社長インタビュー〜ぬれせんべいとの出会い〜
「ぬれやき煎®️」「半熟カレーせん™️」「焼生せんべい久助」 など、注目を浴びているお煎餅の製造元である『有限会社まるせん米菓』。「老舗が多い米菓業界で、最も若い会社です。」と、町田社長は言う。『まるせん米菓』、そして直販ブランドである『煎餅屋仙七』の誕生と今後の展望を聞いた。
修行時代に手渡された1枚の煎餅…それが「ぬれせんべい」との出会いでした。
御社の代名詞と言われる大人気商品の「ぬれやき煎®︎」は、この時から始まるわけですね。
すぐにその「ぬれせんべい」のルーツを探るために、千葉県の銚子に向かいました。そうです。銚子が「ぬれせんべい」の発祥の地だからです。
店先で焼いた煎餅に醤油だれをしみ込ませ売っていました。いろいろな「ぬれせんべい」を買い求め、会社に戻り開発スタッフで試食してみると、「しょっぱくて、しけたお煎餅」といったイメージでした。「こんな商品が売れるのだろうか」と疑問に感じました。
しかし社長の命令は絶対です。なんとか似たような商品を作り上げ、社長に提案しました。社長はそれを食べ「よし、これでいこう」と。そして「ぬれせんべい」は初めて一般流通のスーパーに流れ出していったのです。私の中ではこの商品は売れない、すぐに終売になるだろうと思っていました。しかし私の予想は当たらず、売れてしまいました。珍しさとマスコミがとりあげた事もあり、製造が間に合わない程売れ、一気にヒット商品に昇りつめる勢いでした。
順調に売り上げを伸ばしていったのですか?
売れるとなるとすぐに真似るのがこの業界。
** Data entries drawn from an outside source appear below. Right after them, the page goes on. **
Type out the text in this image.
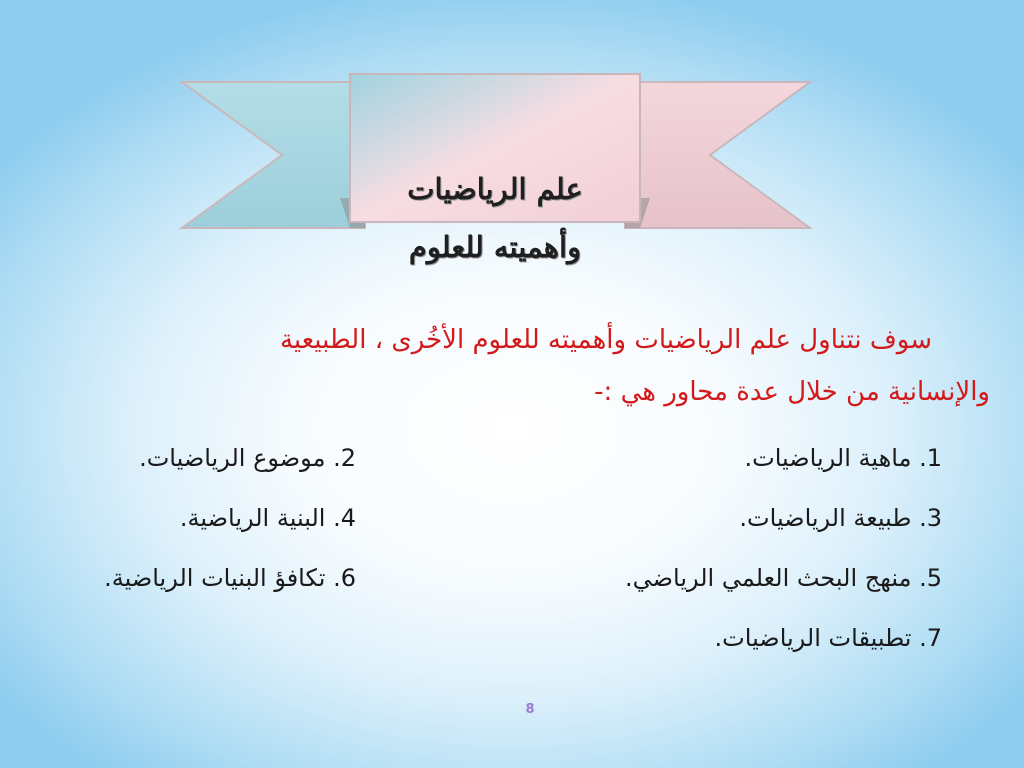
علم الرياضيات
وأهميته للعلوم
سوف نتناول علم الرياضيات وأهميته للعلوم الأخُرى ، الطبيعية
والإنسانية من خلال عدة محاور هي :-
1. ماهية الرياضيات.
2. موضوع الرياضيات.
3. طبيعة الرياضيات.
4. البنية الرياضية.
5. منهج البحث العلمي الرياضي.
6. تكافؤ البنيات الرياضية.
7. تطبيقات الرياضيات.
8
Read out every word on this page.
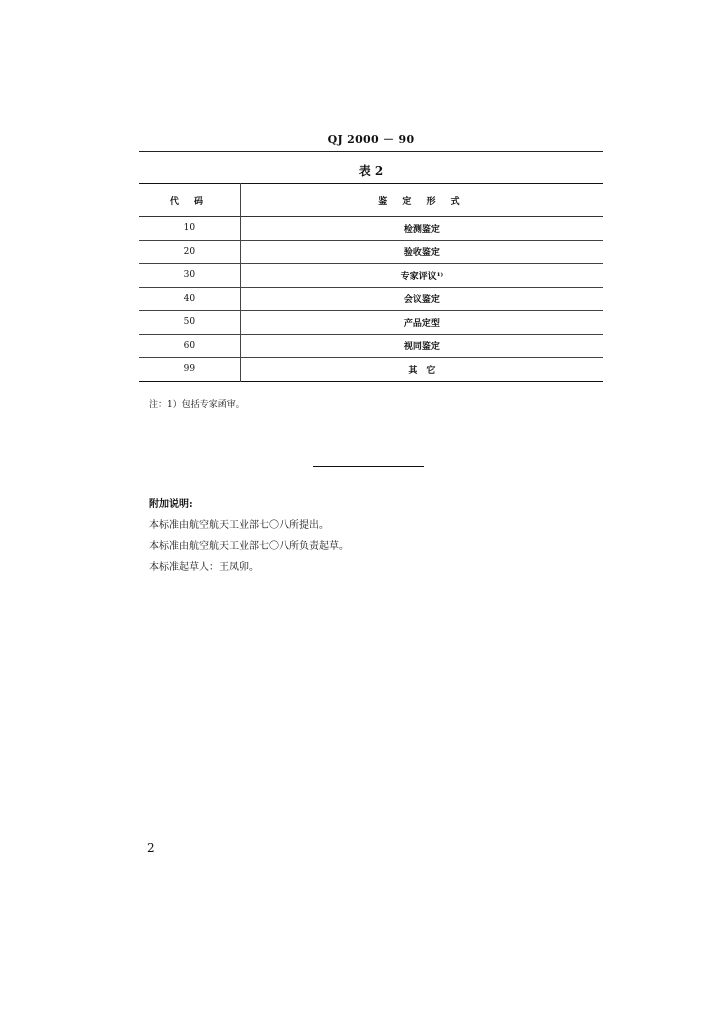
QJ 2000 － 90
表 2
代 码	鉴 定 形 式
10	检测鉴定
20	验收鉴定
30	专家评议¹⁾
40	会议鉴定
50	产品定型
60	视同鉴定
99	其　它
注：1）包括专家函审。
附加说明:
本标准由航空航天工业部七〇八所提出。
本标准由航空航天工业部七〇八所负责起草。
本标准起草人：王凤卯。
2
しばらくすると流通に数社の「ぬれせんべい」が売られるようになり、そして大きな問題が発生したのです。
何が起こったのですか?
でん粉の老化です。
でん粉の老化とは?くわしくお願いします。
通常お煎餅は、水分をある程度乾燥することにより長期間保存し、食べることの出来るお菓子です。そこに水分が入り込むと、しけたまずいお煎餅になってしまいます。
もともと水分比率の高い「ぬれせんべい」は、通常お煎餅がしけるものよりも大きな米でん粉の変化が起きてしまったのです。
製造が追いつかない程売れていた時は、大きく変化する前に食べてしまっていたので良かったのですが、流通にたくさんの「ぬれせんべい」が売られるようになると商品の回転率は落ち、米でん粉が変化した商品はクレームとして大量に返品となり、倉庫に戻ってきました。
そして「ぬれせんべい」は販売して1年足らずして流通から消えてしまいました。
ここから本格的な「ぬれせんべい」製造への戦いが始まるわけですね。
「ぬれせんべい」の流通販売後、私は『美味しい「ぬれせんべい」をつくりたい』と試行錯誤を続けました。
満足のいく商品を作り上げるまでに、実に8年の歳月を要しました。